Congenital and infantile nephrotic syndrome are those that manifest themselves during the first year of life. These include the diffuse mesangial sclerosis and nephrotic syndrome of the Finnish type.
The nephrotic syndrome is more common in children than in adults.
Congenital and infantile nephrotic syndrome are those that manifest themselves during the first year of life. These include the diffuse mesangial sclerosis and nephrotic syndrome of the Finnish type. The nephrotic syndrome is more common in children than in adults. Congenital and infantile nephrotic syndrome are usually rare inherited defects in glomerular filtration. Symptoms are centered around proteinuria, edema and hypoproteinemia. These diseases are best diagnosed by their gene mutations because their presentations and Histopathologien are not specific enough. In the early stages aggressive treatment ACE inhibitors, angiotensin II receptor blockers and NSAIDs (. Eg indomethacin) may comprise for proteinuria; Diuretics, i. v. Albumin and fluid restriction for edema as well as antibiotics, anticoagulation and overeating. a rektomie, followed by dialysis or kidney transplant may be necessary to stop the proteinuria. Diffuse mesangial sclerosis This nephrotic syndrome is rare. Inheritance is variable. It is caused by a mutation in the PLCE1 gene encoding the phospholipase C epsilon. A progression to end stage renal disease occurs at the age of 2 or 3 years. In patients with severe proteinuria due to severe hypoalbuminemia a bilateral nephrectomy may be necessary.
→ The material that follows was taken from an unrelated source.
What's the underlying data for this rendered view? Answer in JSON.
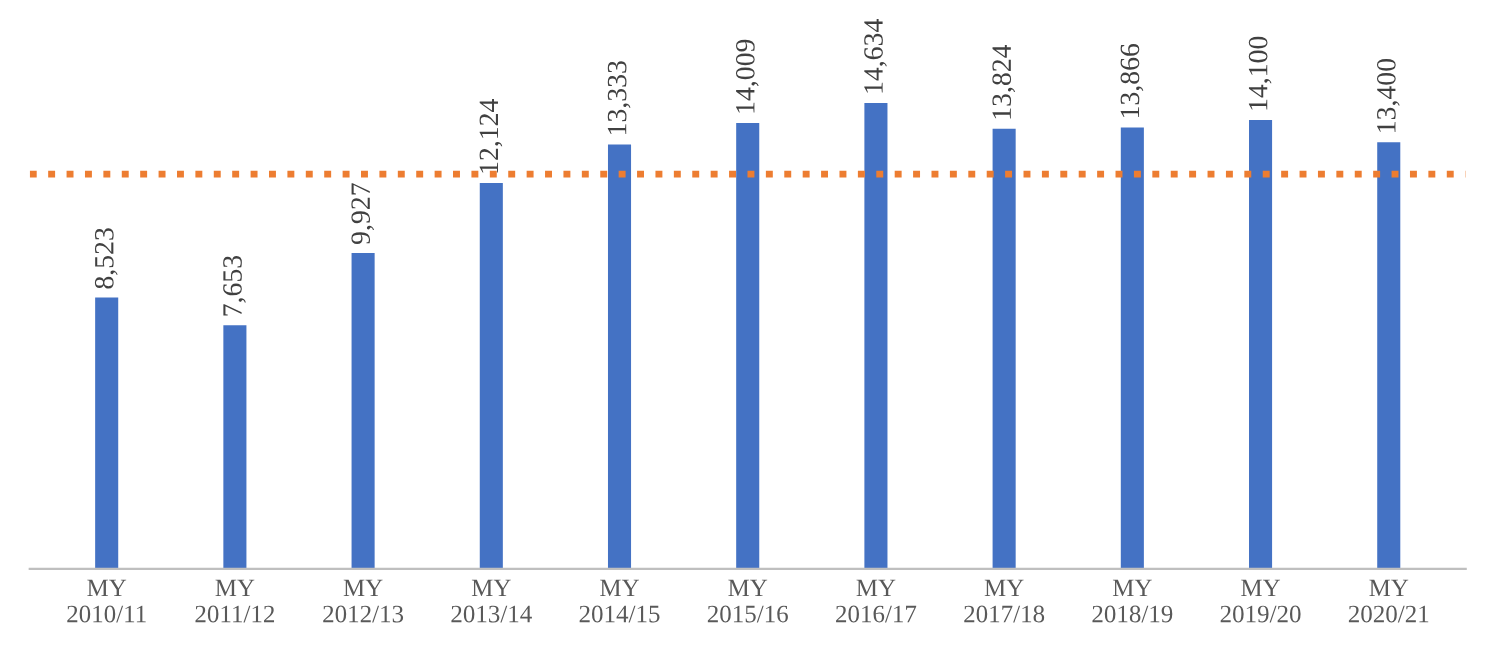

The dialysis should be initiated at an early stage in order to alleviate nutritional deficiencies and failure to thrive. The disorder usually occurs in the graft. Nephrotic syndrome of the Finnish type This syndrome is an autosomal recessive disorder that affects the Finnish 1/8200 newborns and which is caused by a mutation in the NPHS1 gene for the podozytäre slot membrane protein (nephrin) coded. The Finnish nephrotic syndrome usually progresses rapidly and leads within a year for dialysis. Most patients die within a year. A few could be until the occurrence of renal failure nutritionally supported and then treated by dialysis or transplantation. However, the disease can recur in a kidney transplant. Other congenital nephrotic syndrome Various other rare congenital nephrotic syndrome are now described genetically. These disorders include Kortikosteroidresistentes nephrotic syndrome (feher exemplary NPHS2-gene coding for Podocin), Familial focal segmental glomerulosclerosis (defective ACTN 4 gene, coding for alpha-actin-4), Denis-Drash syndrome characterized by diffuse mesangial sclerosis, male pseudohermaphroditism and Wilms’ tumor (WT1 defective gene) is characterized.